START-UP DE LA SEMAINE | La jeune pousse liégeoise a développé une solution offrant une plongée immersive d’un bien encore inexistant.
La transformation numérique du secteur immobilier est en marche. Les start-up "proptech" - contraction de "property" et "technology" - se multiplient. La Belgique n’y échappe pas. On en a encore eu un exemple récent avec Nodalviews, jeune pousse bruxelloise qui vient de lever 1,7 million d’euros avec Volta Ventures pour accélérer le déploiement d’une solution technologique permettant aux agents immobiliers, au départ d’un simple smartphone, de mettre en valeur les biens immobiliers qu’ils mettent en vente ( Libre Immo , 5/9 ).
Nirli est une autre illustration de proptech , wallonne cette fois, qui a saisi l’opportunité de surfer sur cette vague. Avec, ici aussi, l’objectif d’améliorer, ou même de réinventer, les services proposés par les acteurs immobiliers.
"J’ai lancé Nirli en juillet 2017 après avoir passé douze ans dans le secteur des télécoms (Telindus, Proximus, BT, Econocom, NdlR) et sans savoir exactement ce que j’allais faire", nous explique Jean-Marc Duyckaerts, fondateur et CEO de la société . "J’avais juste le projet de pouvoir appliquer les technologies immersives au secteur immobilier."
Dès le départ, ce Hervien de 37 ans engage un graphiste 3D (Antoine) et un développeur d’applications (Thomas) pour élaborer un minimum viable product . Le résultat de ce MVP est une solution logicielle qui, associée à un ordinateur et un casque de réalité virtuelle (VR), permet de se promener dans son futur appartement (ou maison) alors que celui-ci se trouve toujours à l’état de plans !
"On passe d’un plan 2D dessiné par un architecte à une visite immersive en 3D" , résume Jean-Marc Duyckaerts. Pour le candidat bâtisseur, la valeur ajoutée est assez évidente : face à un gros investissement (qui l’engagera souvent, au plan financier, sur plusieurs années), il peut concrétiser en trois dimensions ses choix architecturaux.
La solution de Nirli va même plus loin puisqu’elle intègre aussi les biens mobiliers. Autrement dit, le client va pouvoir tester ses choix d’aménagement intérieur (carrelage, parquet, meubles, cuisine, etc.) dans son futur "chez soi".

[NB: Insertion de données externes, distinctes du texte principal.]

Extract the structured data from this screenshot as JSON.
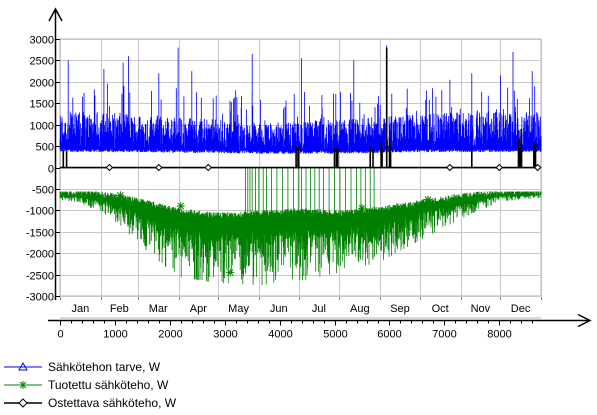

Premiers clients réguliers et levée de fonds

"Aujourd’hui", reprend M. Duyckaerts , "Nirli se présente comme une place de marché immersive où on met en relation les particuliers avec les vendeurs de biens immobiliers et mobiliers où les deux parties vont pouvoir valider leurs choix." Sur le plan pratique, c’est le promoteur ou l’agence immobilière qui se charge de télécharger, sur la plateforme, les plans du bâti et les choix d’aménagement intérieur. Dans les quinze jours, il reçoit une application qui modélise le bien en 3D et qu’il pourra utiliser auprès de son client (l’acheteur) pour le plonger dans une visite grandeur nature du bien convoité.

Nirli, dont les bureaux sont situés au Pôle Image de Liège, fait déjà valoir un portefeuille de quatorze clients réguliers, dont l’essentiel se compose d’agences immobilières belges (Jacques Bonnivers, Immo 31, etc.). Si la jeune pousse poursuit ses développements technologiques, la priorité principale, aujourd’hui, est de se faire connaître au sein d’un marché immobilier qui n’est pas simple à pénétrer. "Notre cible est avant tout le marché belge, mais nous regardons aussi le Luxembourg et la France," indique le CEO de Nirli . "On commence également à nouer des contacts sur des marchés des secondes résidences, comme l’Espagne, le Portugal, la Thaïlande."

Jean-Marc Duyckaerts prépare, par ailleurs, une première grosse levée de fonds pour accompagner et accélérer ces développements. L’objectif affiché est de réussir à lever 900 000 euros d’ici la fin de cette année. Depuis sa création, Nirli a pu compter sur le soutien du W.IN.G., le fonds du numérique wallon , et d’une campagne de financement participatif mené sur la plateforme Spreds. Ces deux partenaires ont injecté, au total, 162 500 euros dans Nirli (dont un prêt convertible de 50 000 euros du W.IN.G.).